Multi-Key Rotation

Every provider env var in FreeLLM accepts a comma-separated list of API keys. FreeLLM rotates through them with independent per-key rate-limit budgets, and concurrent requests spread across keys automatically.

This is the feature that makes FreeLLM structurally different from every other LLM gateway. No one else does this because they all assume you pay per token, where multi-key has no upside. For a free-tier gateway, it’s a 3×–10× capacity multiplier.

How it works

# Single key (works as before)
GROQ_API_KEY=gsk_key1

# Four keys = 4× the free-tier capacity
GROQ_API_KEY=gsk_key1,gsk_key2,gsk_key3,gsk_key4

When the request comes in:

FreeLLM picks the next key via round-robin (synchronously advanced so concurrent requests spread across keys)
The chosen key’s rate-limit window is checked. If full, FreeLLM tries the next key
The request is sent with the picked key’s Authorization: Bearer <key> header
If the response is 429, only that key is cooled down. The other keys remain available
The provider is only excluded from routing when all of its keys are exhausted

Real-world math

Stack 3 keys per provider across all 5 cloud providers:

Provider	Per-key RPM	Keys	Combined RPM
Groq	30	3	90
Gemini	15	3	45
Mistral	5	3	15
Cerebras	30	3	90
NVIDIA NIM	40	3	120
Total			~360 req/min

That’s ~360 requests/minute of free inference, including frontier models like Llama 3.3 70B, Gemini 2.5 Pro, and DeepSeek R1. All $0.

Concurrency safety

The killer detail: each upstream Response object is mapped to the tracking ID of the key that produced it via a WeakMap<Response, string>. When the router calls provider.onRateLimit(response), the provider looks up the exact key from that WeakMap.
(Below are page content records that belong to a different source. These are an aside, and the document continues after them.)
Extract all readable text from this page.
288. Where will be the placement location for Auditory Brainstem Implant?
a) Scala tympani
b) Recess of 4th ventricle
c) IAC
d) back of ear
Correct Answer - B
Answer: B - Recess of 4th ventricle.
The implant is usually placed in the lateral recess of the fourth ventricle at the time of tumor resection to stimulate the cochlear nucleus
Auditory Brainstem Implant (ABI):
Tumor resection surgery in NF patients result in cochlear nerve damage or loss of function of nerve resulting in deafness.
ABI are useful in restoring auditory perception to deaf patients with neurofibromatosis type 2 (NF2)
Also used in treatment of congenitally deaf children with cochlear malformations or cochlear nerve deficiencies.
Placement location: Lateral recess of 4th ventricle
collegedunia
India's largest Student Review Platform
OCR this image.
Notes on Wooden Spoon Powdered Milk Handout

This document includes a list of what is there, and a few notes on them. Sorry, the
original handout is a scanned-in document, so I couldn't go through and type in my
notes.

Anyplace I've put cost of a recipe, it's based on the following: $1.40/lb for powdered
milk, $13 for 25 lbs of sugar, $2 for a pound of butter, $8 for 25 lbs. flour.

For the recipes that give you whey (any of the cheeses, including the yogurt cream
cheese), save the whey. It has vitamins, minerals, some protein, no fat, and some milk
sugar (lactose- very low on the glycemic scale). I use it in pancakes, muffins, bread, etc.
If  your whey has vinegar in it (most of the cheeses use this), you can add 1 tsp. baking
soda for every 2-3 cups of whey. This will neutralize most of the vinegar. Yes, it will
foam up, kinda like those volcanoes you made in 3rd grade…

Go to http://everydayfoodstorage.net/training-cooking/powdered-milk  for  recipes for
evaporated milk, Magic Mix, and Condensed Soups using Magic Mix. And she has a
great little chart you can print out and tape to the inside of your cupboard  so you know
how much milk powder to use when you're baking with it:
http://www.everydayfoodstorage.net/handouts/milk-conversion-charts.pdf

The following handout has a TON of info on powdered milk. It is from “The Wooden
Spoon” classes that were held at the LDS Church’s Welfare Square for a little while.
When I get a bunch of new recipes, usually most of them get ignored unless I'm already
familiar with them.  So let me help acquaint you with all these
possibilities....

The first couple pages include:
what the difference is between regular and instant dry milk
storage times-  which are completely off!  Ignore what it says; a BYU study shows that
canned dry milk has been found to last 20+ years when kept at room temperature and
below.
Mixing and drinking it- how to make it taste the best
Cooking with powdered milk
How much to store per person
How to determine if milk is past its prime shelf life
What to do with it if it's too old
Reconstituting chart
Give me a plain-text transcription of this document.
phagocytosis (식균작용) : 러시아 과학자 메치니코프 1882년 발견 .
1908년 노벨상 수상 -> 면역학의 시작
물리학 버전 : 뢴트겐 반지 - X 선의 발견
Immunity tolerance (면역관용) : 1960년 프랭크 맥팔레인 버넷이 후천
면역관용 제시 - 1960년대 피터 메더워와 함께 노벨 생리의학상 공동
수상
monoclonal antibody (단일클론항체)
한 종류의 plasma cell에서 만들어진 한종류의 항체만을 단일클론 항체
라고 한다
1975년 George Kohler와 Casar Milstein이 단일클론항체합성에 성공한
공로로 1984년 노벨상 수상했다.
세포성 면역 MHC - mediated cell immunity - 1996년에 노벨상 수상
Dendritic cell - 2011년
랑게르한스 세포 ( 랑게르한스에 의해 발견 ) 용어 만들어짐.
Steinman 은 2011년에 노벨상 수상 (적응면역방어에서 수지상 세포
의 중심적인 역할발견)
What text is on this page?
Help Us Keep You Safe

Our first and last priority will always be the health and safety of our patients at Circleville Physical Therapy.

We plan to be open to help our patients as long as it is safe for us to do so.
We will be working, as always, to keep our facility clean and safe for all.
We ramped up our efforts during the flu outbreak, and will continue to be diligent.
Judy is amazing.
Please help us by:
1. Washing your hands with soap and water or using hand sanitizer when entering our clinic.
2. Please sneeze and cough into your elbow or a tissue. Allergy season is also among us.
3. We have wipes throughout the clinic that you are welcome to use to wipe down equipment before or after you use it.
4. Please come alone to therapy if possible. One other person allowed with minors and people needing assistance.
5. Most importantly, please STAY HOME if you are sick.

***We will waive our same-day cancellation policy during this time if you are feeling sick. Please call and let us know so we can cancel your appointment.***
So even with concurrent requests, a 429 on key #0 can never accidentally cool down key #1.

Per-key observability

The GET /v1/status endpoint exposes per-key state for every provider:

{
  "id": "groq",
  "keyCount": 4,
  "keysAvailable": 4,
  "keys": [
    { "index": 0, "rateLimited": false, "requestsInWindow": 12, "maxRequests": 28 },
    { "index": 1, "rateLimited": false, "requestsInWindow": 11, "maxRequests": 28 },
    { "index": 2, "rateLimited": true,  "requestsInWindow": 28, "maxRequests": 28, "retryAfterMs": 42000 },
    { "index": 3, "rateLimited": false, "requestsInWindow": 12, "maxRequests": 28 }
  ]
}

The dashboard surfaces this as a keysAvailable / keyCount badge on each provider card.

Ethical considerations

Using multiple free-tier accounts may violate some providers’ terms of service. Check each provider’s ToS before stacking keys. FreeLLM is a tool. You’re responsible for how you use it. For most personal/dev use cases, multiple personal accounts under different emails are fine.